Alternatives to Methyl Bromide

In 1999, SAREP launched a specialized grants program targeting alternatives to methyl bromide. SAREP supported six biologically based projects aimed at evaluating the effectiveness of several alternatives to methyl bromide within California farming systems.

The UC Sustainable Agriculture Research and Education Program (SAREP) received $1,000,000 from the California State legislature to support research and implementation of alternatives to methyl bromide. SAREP developed a competitive grants program to award these funds and supported a range of projects aimed at the development, evaluation, and/or demonstration of alternatives to methyl bromide as a pre-plant soil fumigant or postharvest commodity treatment.

Funded Projects

Background:

Methyl bromide is a broad-spectrum fumigant that is widely used to control insect, pathogen, nematode, weed and rodent pests. Approximately 90% of the methyl bromide use in California is for pre-plant soil fumigation to control soil-borne pathogens and pests principally in strawberries, nursery crops, grapes, and tree fruits and nuts. Postharvest commodity treatment accounts for about 5-10% of the methyl bromide use and is directed largely at insects of nuts, cherries, grapes, raisins, and imported materials. Structural fumigation accounts for most of the remainder of the methyl bromide use in California.

Methyl bromide has been identified as an ozone-depleting substance, with an ozone-depleting potential of 0.6. Under the Clean Air Act, the U.S. Environmental Protection Agency has prohibited the production and importation of methyl bromide starting January 1, 2005. In addition, the United States has joined 140 other nations in signing the Montreal Protocol, which in 1994 froze production and importation of methyl bromide at 1991 levels, and which requires use to be reduced in developed countries by 25% in 1999, 50% in 2001, 70% in 2003 and 100% in 2005.

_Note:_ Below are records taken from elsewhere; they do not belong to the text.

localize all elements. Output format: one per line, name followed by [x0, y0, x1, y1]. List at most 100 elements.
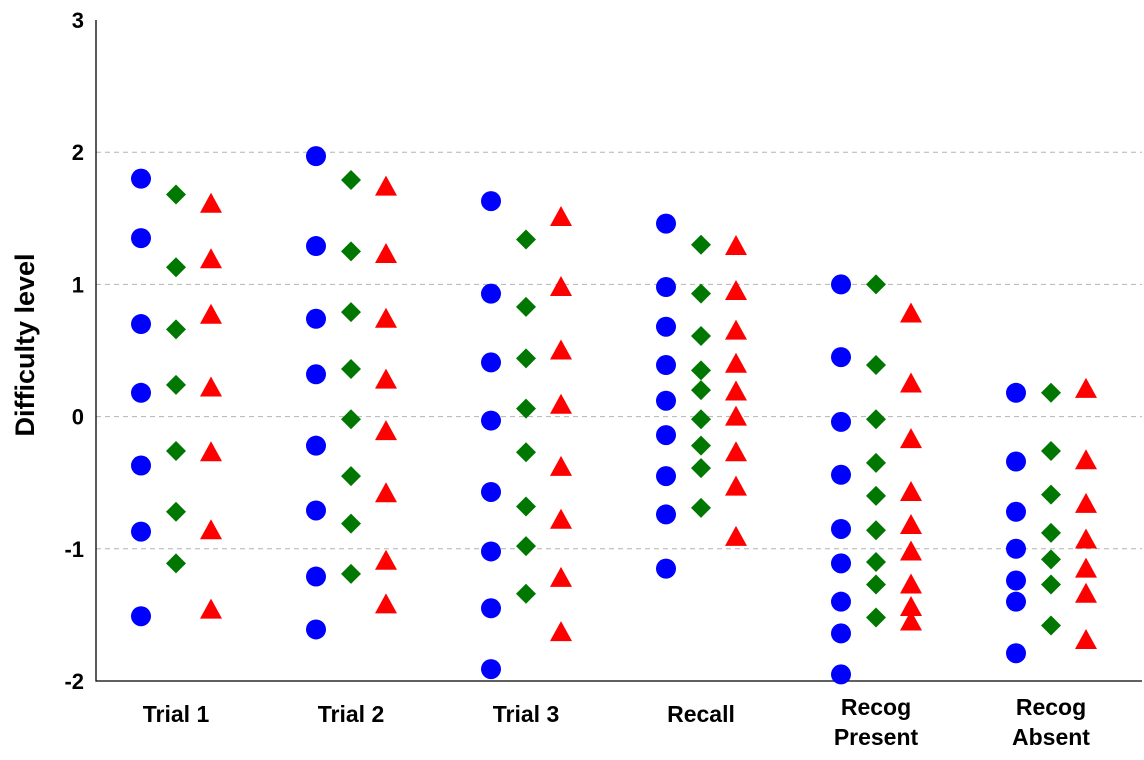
circle-point	[831, 623, 851, 644]
diamond-point	[516, 496, 536, 517]
diamond-point	[341, 466, 361, 487]
diamond-point	[516, 442, 536, 463]
y-tick-label: 3	[72, 8, 84, 33]
diamond-point	[866, 552, 886, 573]
triangle-point	[725, 280, 747, 301]
triangle-point	[900, 514, 922, 535]
diamond-point	[516, 398, 536, 419]
diamond-point	[341, 359, 361, 380]
circle-point	[656, 316, 676, 337]
y-tick-label: 1	[72, 272, 84, 297]
triangle-point	[200, 192, 222, 213]
triangle-point	[725, 235, 747, 256]
circle-point	[306, 435, 326, 456]
diamond-point	[691, 325, 711, 346]
plot-frame	[95, 20, 1142, 682]
x-tick-label: Recog Absent	[1012, 694, 1090, 750]
triangle-point	[900, 610, 922, 631]
triangle-point	[900, 428, 922, 449]
circle-point	[481, 481, 501, 502]
triangle-point	[375, 368, 397, 389]
triangle-point	[725, 525, 747, 546]
triangle-point	[550, 621, 572, 642]
diamond-point	[866, 409, 886, 430]
circle-point	[306, 364, 326, 385]
circle-point	[306, 146, 326, 167]
diamond-point	[1041, 382, 1061, 403]
circle-point	[306, 236, 326, 257]
circle-point	[656, 558, 676, 579]
diamond-point	[691, 458, 711, 479]
diamond-point	[1041, 574, 1061, 595]
circle-point	[306, 619, 326, 640]
triangle-point	[375, 175, 397, 196]
triangle-point	[1075, 582, 1097, 603]
grid-lines	[96, 151, 1142, 550]
triangle-point	[200, 598, 222, 619]
circle-point	[656, 466, 676, 487]
diamond-point	[341, 409, 361, 430]
triangle-point	[200, 248, 222, 269]
triangle-point	[375, 549, 397, 570]
diamond-point	[691, 360, 711, 381]
triangle-point	[200, 519, 222, 540]
diamond-point	[691, 283, 711, 304]
diamond-point	[166, 501, 186, 522]
triangle-point	[550, 566, 572, 587]
y-tick-label: 2	[72, 140, 84, 165]
x-tick-labels: Trial 1 Trial 2 Trial 3 Recall Recog Present R…	[143, 694, 1091, 750]
triangle-point	[550, 205, 572, 226]
triangle-point	[550, 339, 572, 360]
x-tick-label: Trial 1	[143, 701, 210, 727]
circle-point	[831, 347, 851, 368]
diamond-point	[341, 563, 361, 584]
y-tick-labels: -2 -1 0 1 2 3	[64, 8, 84, 694]
diamond-point	[691, 435, 711, 456]
diamond-point	[1041, 440, 1061, 461]
triangle-point	[200, 303, 222, 324]
diamond-point	[1041, 549, 1061, 570]
circle-point	[1006, 570, 1026, 591]
circle-point	[306, 500, 326, 521]
triangle-point	[200, 441, 222, 462]
triangle-point	[725, 475, 747, 496]
diamond-point	[1041, 615, 1061, 636]
y-tick-label: 0	[72, 405, 84, 430]
circle-point	[306, 308, 326, 329]
circle-point	[481, 659, 501, 680]
data-markers	[131, 146, 1097, 685]
circle-point	[131, 168, 151, 189]
circle-point	[831, 553, 851, 574]
diamond-point	[341, 513, 361, 534]
diamond-point	[166, 257, 186, 278]
circle-point	[831, 274, 851, 295]
diamond-point	[516, 583, 536, 604]
circle-point	[481, 283, 501, 304]
circle-point	[481, 352, 501, 373]
triangle-point	[375, 420, 397, 441]
diamond-point	[866, 452, 886, 473]
circle-point	[1006, 501, 1026, 522]
diamond-point	[516, 348, 536, 369]
triangle-point	[375, 482, 397, 503]
triangle-point	[1075, 449, 1097, 470]
diamond-point	[516, 536, 536, 557]
circle-point	[131, 228, 151, 249]
circle-point	[131, 521, 151, 542]
diamond-point	[166, 553, 186, 574]
diamond-point	[166, 184, 186, 205]
circle-point	[831, 591, 851, 612]
circle-point	[656, 355, 676, 376]
y-tick-label: -2	[64, 669, 84, 694]
circle-point	[131, 606, 151, 627]
circle-point	[481, 191, 501, 212]
circle-point	[131, 314, 151, 335]
diamond-point	[691, 409, 711, 430]
triangle-point	[1075, 492, 1097, 513]
circle-point	[1006, 643, 1026, 664]
diamond-point	[1041, 522, 1061, 543]
diamond-point	[341, 302, 361, 323]
triangle-point	[550, 508, 572, 529]
triangle-point	[550, 455, 572, 476]
triangle-point	[900, 595, 922, 616]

Thus, this widely used pesticide for the production and export of high value crops and commodities in California will be lost within the next few years. Several potential chemical and non-chemical alternatives to methyl bromide have been identified nationally and internationally and some of these alternatives are currently being evaluated in California. However, none of the alternatives have been adequately shown to be as effective or economical as methyl bromide within California farming systems. Therefore, there is an urgent need to develop and evaluate effective, economical alternatives to the agricultural use(s) of methyl bromide as a pre-plant soil fumigant and postharvest commodity and quarantine treatment.

Process:

The California state budget was signed in September 1998 and included an augmentation to the Department of Pesticide Regulation with the intent that these funds would be transferred to UC. By the end of October, SAREP, with technical input from experts knowledgeable about methyl bromide alternatives, developed a Request for Proposals (RFP) describing the program goals, award criteria, required proposal contents, and the granting process. In addition, SAREP named an external review committee composed of 10 national experts on methyl bromide alternatives and identified additional members of its technical and public advisory committees to assist in the proposal reviewing process. The RFP was released in early November 1998. The RFP describes a two-stage process: a two-page pre-proposal due December 11, 1998 that describes the target cropping system and pests and outlines the general approach, and, a full proposal due February 19, 1999. Preproposals are not mandatory for the submission of full proposals.  Experts reviewed the 24 pre-proposals and provided SAREP with comments regarding how well the proposed projects met the criteria in the RFP. This information was sent to the applicants on January 20, 1999. Full proposals were reviewed by the panel of national experts as well as additional members of SAREP’s advisory committees. SAREP’s Director made final funding decisions based on the recommendations of these reviewers and announced the projects to receive funding in April 1999.  Six projects were funded for up to three years.